Les deux libertins me saisissent. Pendant que l'un jouit du devant, l'autre s'enfonce dans le derrière; ils changent et rechangent encore; je suis plus déchirée de leur prodigieuse grosseur que je ne l'ai été du brisement des artificieuses barricades de Saint-Florent; et lui et Cardoville s'amusent de ces jeunes gens pendant qu'ils s'occupent de moi. Saint-Florent sodomise La Rose qui me traite de la même manière, et Cardoville en fait autant à Julien qui s'excite chez moi dans un lieu plus décent. Je suis le centre de ces abominables orgies, j'en suis le point fixe et le ressort; déjà quatre fois chacun, La Rose et Julien ont rendu leur culte à mes autels, taudis que Cardoville et Saint-Florent, moins vigoureux ou plus énervés, se contentent d'un sacrifice à ceux de mes amants. C'est le dernier, il était temps, j'étais prête à m'évanouir:
– Mon camarade vous a fait bien du mal, Thérèse, me dit Julien, et moi je vais tout réparer.
Muni d'un flacon d'essence, il m'en frotte à plusieurs reprises. Les traces des atrocités de mes bourreaux s'évanouissent, mais rien n'apaise mes douleurs; je n'en éprouvai jamais d'aussi vives.
– Avec l'art que nous avons pour faire disparaître les vestiges de nos cruautés, celles qui voudraient se plaindre de nous n'auraient pas beau jeu, n'est-ce pas, Thérèse? me dit Cardoville. Quelles preuves offriraient-elles de leurs accusations?
– Oh! dit Saint-Florent, la charmante Thérèse n'est pas dans le cas des plaintes; à la veille d'être elle-même immolée, ce soit des prières que nous devons attendre d'elle, et non pas des accusations.

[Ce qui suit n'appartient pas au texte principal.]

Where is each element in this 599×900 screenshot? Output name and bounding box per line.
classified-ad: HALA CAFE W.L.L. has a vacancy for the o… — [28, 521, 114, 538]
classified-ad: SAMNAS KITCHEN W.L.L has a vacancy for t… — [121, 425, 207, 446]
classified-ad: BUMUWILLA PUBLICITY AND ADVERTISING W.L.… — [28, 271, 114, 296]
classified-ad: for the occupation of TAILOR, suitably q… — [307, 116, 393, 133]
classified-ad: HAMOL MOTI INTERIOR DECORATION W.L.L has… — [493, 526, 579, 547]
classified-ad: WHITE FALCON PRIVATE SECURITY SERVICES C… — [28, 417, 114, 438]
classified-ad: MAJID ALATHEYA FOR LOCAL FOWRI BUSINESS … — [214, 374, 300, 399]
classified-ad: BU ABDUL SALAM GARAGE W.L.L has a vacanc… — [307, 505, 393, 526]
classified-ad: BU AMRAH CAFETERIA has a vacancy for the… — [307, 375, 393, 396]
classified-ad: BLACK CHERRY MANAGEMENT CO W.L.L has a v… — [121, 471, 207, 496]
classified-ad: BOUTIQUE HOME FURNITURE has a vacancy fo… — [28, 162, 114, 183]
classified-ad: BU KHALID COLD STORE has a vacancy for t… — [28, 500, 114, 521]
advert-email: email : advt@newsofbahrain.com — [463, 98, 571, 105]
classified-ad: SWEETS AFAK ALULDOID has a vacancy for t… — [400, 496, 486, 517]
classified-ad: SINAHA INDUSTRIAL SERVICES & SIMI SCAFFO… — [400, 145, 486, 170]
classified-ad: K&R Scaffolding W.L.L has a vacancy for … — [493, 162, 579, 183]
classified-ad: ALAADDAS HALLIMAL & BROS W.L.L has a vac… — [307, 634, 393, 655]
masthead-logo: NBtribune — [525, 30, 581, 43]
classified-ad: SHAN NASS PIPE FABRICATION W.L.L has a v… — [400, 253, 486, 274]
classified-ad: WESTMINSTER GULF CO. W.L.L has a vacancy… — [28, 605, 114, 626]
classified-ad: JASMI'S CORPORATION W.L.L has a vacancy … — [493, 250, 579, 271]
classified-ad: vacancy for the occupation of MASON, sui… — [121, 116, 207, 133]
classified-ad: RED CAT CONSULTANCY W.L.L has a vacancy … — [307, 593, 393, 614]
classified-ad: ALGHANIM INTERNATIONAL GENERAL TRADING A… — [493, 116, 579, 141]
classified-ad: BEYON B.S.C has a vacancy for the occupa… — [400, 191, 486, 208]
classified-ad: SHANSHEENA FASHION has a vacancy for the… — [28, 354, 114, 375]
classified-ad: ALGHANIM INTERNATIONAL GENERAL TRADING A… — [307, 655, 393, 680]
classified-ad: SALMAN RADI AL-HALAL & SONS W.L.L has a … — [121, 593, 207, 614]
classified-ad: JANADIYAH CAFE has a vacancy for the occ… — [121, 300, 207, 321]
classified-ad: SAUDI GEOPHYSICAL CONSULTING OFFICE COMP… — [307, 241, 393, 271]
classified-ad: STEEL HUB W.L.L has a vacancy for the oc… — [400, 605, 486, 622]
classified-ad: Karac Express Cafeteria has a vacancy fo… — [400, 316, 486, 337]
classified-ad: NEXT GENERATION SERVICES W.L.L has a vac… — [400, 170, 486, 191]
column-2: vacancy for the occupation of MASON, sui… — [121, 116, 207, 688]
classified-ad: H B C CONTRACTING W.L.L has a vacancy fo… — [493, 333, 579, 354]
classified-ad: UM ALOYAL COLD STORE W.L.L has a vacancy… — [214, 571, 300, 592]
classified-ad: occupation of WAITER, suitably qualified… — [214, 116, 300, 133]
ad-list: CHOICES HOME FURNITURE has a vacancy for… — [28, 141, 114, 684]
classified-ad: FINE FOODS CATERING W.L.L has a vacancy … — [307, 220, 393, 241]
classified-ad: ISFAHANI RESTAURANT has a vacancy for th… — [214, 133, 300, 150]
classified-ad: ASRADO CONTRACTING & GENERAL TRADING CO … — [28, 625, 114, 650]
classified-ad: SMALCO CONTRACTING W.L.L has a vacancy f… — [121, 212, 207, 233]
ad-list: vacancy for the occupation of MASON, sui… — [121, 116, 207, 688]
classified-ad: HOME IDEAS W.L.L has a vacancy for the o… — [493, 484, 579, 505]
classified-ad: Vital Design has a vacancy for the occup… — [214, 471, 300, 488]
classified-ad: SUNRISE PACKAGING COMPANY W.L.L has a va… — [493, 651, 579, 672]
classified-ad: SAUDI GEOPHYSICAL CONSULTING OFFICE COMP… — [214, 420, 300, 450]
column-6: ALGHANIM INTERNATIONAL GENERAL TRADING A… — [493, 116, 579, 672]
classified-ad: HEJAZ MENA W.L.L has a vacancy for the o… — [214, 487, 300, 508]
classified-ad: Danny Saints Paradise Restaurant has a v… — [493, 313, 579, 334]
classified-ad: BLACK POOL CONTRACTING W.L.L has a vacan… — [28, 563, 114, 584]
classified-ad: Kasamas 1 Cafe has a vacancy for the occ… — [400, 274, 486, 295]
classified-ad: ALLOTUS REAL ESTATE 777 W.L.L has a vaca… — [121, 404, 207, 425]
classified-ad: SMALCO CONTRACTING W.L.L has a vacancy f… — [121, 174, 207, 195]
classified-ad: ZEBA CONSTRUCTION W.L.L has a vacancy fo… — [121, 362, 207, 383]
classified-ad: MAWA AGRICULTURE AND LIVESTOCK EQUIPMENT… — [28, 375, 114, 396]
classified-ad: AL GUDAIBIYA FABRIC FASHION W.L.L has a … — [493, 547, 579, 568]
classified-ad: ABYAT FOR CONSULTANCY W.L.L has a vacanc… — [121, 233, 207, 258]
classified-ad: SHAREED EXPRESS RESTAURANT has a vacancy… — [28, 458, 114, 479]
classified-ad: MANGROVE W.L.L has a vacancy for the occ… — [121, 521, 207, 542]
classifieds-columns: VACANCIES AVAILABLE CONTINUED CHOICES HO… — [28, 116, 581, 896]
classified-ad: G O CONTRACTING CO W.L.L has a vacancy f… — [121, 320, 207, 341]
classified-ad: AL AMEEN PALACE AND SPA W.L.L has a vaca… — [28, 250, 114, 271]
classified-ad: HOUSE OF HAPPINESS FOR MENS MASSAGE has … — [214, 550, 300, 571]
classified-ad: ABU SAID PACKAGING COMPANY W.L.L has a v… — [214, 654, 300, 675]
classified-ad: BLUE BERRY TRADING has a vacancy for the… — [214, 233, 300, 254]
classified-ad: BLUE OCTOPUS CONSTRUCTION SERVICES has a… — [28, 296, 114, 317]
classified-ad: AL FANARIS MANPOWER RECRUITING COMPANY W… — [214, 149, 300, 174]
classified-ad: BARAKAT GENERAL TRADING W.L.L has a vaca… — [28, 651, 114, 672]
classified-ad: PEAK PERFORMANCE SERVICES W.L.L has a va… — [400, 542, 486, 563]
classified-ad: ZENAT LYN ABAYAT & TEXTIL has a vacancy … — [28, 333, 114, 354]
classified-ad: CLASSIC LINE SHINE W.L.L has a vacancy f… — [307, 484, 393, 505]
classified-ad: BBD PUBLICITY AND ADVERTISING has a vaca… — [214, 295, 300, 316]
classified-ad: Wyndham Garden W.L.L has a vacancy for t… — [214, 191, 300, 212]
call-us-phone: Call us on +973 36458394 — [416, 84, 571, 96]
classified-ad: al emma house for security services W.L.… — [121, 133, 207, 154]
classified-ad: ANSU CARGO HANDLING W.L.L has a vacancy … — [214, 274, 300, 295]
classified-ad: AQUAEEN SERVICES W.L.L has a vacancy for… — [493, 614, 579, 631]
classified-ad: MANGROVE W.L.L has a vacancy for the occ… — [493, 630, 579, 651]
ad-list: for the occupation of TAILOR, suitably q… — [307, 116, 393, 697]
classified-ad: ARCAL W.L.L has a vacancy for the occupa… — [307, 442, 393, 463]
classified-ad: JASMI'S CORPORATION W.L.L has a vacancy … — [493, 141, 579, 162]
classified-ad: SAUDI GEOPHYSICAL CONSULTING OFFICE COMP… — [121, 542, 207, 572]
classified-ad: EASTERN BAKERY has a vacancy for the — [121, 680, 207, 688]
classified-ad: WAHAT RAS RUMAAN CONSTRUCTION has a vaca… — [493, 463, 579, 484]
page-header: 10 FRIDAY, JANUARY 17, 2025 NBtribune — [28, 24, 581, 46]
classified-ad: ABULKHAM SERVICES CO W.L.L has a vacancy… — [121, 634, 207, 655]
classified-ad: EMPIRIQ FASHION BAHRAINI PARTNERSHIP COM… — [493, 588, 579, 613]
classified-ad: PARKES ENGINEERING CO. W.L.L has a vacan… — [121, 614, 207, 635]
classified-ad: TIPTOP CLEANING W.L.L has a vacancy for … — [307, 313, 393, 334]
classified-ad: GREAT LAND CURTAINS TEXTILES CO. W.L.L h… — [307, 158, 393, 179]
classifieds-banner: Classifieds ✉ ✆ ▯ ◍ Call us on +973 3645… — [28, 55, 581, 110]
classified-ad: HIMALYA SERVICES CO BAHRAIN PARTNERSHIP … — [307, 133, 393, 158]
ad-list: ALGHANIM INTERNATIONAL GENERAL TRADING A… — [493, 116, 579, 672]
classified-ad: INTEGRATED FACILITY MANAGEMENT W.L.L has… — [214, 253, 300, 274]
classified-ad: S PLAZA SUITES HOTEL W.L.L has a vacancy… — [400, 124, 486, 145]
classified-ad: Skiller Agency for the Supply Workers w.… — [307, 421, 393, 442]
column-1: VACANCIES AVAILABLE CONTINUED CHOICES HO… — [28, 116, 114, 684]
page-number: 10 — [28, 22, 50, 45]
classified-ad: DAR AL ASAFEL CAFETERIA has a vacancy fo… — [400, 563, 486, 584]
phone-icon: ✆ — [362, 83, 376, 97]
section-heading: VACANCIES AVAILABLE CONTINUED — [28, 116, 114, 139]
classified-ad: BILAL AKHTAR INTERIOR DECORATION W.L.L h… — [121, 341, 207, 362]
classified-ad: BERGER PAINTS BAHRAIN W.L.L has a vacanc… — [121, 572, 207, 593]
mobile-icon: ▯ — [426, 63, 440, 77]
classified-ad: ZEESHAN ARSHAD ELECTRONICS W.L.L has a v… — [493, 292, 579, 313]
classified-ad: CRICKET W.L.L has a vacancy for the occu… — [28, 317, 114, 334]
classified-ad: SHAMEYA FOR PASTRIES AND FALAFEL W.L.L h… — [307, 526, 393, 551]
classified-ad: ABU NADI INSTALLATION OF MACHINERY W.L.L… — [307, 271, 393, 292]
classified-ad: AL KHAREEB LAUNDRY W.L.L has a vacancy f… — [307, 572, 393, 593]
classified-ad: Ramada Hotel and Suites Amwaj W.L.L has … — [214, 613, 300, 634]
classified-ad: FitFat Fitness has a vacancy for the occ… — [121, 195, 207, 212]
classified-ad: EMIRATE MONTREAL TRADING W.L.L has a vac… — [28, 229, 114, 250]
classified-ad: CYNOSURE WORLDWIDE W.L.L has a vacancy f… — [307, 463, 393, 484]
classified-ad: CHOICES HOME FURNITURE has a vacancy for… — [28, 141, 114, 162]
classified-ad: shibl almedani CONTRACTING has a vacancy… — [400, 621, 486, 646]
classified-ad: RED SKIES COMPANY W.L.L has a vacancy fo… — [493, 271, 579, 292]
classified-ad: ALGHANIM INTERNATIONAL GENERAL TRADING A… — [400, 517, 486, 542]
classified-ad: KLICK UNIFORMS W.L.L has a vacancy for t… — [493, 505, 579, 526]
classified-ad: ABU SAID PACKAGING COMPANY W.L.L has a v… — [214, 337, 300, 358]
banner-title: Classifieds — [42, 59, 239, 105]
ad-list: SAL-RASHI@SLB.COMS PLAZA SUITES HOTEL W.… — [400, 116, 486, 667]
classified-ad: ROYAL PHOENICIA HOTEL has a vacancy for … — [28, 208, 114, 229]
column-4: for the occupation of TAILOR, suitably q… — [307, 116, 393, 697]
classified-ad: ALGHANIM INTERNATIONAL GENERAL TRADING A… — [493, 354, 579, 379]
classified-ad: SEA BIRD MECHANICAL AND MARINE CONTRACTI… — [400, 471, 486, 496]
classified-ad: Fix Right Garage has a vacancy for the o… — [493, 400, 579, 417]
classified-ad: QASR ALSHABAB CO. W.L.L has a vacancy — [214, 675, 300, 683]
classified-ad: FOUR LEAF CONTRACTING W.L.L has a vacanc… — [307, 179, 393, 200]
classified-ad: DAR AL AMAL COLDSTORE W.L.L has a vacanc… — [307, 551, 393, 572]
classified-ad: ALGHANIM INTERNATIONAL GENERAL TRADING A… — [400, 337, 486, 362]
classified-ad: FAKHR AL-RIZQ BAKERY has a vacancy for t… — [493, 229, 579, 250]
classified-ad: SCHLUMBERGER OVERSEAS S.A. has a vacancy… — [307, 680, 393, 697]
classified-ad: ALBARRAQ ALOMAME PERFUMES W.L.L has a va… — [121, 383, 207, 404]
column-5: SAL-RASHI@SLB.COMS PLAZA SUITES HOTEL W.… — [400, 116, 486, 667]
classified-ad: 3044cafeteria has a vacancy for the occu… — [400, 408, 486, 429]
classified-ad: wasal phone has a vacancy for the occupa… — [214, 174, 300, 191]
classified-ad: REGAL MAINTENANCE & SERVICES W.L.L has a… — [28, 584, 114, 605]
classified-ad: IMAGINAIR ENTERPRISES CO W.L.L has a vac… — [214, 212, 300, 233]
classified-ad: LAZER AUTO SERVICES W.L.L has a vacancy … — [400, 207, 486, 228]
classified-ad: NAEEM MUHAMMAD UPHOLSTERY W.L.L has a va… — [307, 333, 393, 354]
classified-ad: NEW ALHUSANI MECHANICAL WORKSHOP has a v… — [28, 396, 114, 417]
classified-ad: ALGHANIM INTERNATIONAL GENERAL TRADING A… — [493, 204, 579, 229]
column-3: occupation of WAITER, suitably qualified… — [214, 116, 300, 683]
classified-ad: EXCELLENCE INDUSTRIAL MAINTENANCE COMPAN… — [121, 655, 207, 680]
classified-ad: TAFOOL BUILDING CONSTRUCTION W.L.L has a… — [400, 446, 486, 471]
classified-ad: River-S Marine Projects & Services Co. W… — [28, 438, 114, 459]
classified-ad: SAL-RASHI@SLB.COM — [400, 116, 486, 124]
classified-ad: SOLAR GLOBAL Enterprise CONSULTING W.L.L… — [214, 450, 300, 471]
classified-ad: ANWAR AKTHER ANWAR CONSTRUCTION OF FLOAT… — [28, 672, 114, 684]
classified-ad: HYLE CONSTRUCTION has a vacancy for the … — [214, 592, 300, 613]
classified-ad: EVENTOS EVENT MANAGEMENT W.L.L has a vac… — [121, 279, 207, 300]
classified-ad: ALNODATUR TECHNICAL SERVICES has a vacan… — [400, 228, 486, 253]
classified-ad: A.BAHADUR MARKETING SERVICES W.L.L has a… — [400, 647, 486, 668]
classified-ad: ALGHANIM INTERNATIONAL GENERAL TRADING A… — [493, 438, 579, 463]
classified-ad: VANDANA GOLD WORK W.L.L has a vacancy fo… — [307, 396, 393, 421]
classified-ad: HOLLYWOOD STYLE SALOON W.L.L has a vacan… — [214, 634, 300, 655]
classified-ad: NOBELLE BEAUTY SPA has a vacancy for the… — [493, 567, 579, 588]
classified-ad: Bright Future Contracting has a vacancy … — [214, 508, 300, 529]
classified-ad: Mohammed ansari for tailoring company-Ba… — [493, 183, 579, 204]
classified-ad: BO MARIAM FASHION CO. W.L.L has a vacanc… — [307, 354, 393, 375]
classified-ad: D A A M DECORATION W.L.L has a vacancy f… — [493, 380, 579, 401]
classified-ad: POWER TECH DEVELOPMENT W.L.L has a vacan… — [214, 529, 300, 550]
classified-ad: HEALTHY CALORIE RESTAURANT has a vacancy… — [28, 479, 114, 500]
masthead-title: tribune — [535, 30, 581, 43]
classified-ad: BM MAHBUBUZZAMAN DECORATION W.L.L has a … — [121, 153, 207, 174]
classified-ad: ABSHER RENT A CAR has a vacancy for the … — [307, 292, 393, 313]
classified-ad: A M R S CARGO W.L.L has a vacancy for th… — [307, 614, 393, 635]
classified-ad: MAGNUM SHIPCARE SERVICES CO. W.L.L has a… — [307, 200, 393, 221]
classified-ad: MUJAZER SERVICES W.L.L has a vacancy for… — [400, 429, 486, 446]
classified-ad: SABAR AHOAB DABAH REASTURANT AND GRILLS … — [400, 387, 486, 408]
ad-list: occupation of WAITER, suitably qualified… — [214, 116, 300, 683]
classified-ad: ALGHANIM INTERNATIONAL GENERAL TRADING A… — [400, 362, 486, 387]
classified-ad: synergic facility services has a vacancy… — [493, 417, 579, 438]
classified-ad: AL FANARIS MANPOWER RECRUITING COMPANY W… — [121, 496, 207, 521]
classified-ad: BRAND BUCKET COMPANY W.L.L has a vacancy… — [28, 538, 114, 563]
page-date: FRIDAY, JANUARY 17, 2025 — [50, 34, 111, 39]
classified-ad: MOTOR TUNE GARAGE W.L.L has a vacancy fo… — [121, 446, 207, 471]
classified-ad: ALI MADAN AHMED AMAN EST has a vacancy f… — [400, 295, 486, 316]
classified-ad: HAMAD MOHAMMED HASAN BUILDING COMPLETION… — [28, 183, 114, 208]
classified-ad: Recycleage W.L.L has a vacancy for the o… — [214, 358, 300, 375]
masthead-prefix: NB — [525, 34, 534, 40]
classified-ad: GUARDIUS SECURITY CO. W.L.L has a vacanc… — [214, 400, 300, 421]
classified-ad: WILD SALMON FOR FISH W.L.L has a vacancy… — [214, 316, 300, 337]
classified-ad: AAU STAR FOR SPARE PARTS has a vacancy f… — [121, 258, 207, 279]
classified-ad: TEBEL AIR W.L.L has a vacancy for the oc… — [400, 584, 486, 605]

– Qu'elle n'entreprenne ni l'une ni l'autre, répliqua Cardoville; elle nous inculperait sans être entendue: la considération, la prépondérance que nous avons dans cette ville ne permettraient pas qu'on prît garde à des plaintes qui reviendraient toujours à nous, et dont nous serions en tout temps les maîtres. Son supplice n'en serait que plus cruel et plus long. Thérèse doit sentir que nous nous sommes amusés de son individu par la raison naturelle et simple qui engage la force à abuser de la faiblesse; elle doit sentir qu'elle ne peut échapper à son jugement; qu'il doit être subi; qu'elle le subira; que ce serait en vain qu'elle divulguerait sa sortie de prison cette nuit: on ne la croirait pas; le geôlier, tout à nous, la démentirait aussitôt. Il faut donc que cette belle et douce fille, si pénétrée de la grandeur de la providence, lui offre en paix tout ce qu'elle vient de souffrir et tout ce qui l'attend encore; ce seront comme autant d'expiations aux crimes affreux qui la livrent aux lois. Reprenez vos habits, Thérèse, il n'est pas encore jour, les deux hommes qui vous ont amenée vont vous reconduire dans votre prison.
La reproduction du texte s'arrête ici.